Coming from Ireland I never knew I had this disorder. Having come to the USA 13 years ago I eventually found a terrific therapist who eventually diagnosed me. I was sexually abused for years in Ireland by an Uncle. I went to a child guidance clinic in Dublin for years and was never asked had I been abused. I hated my mother and couldn't understand why. I felt really ugly and worthless. A lot of my childhood I can not remember. I didn't do very well at school as I couldn't concentrate, now I have gone back to school, got married and have a beautiful daughter. My relationship with my husband is sometimes very tense and I blame things on him that I shouldn't. It is like chunks of my life have been taken away from me. I used to drink a lot do things I would never do sober. I have come a long way but am still very bitter.
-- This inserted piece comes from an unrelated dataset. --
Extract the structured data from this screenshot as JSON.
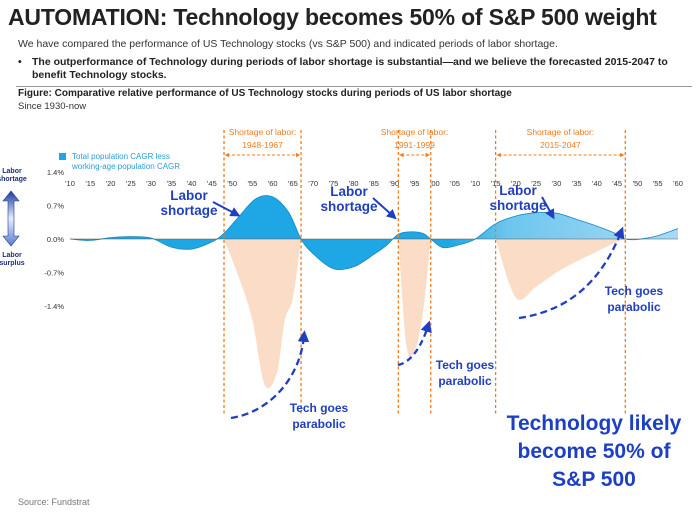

I am so glad that you wrote about this. I think people have heard of this term being used but may not understand exactly what it means. You have written this in a concise and easy to understand way. I am hoping we can get some discussion going about this disorder.
Thanks, Merely Me! I'm hoping for some discussion too. This is the first of a series of articles I'm writing on PTSD. There will also be some interviews and a podcast. I'm learning a great deal myself while doing this. Always a good thing.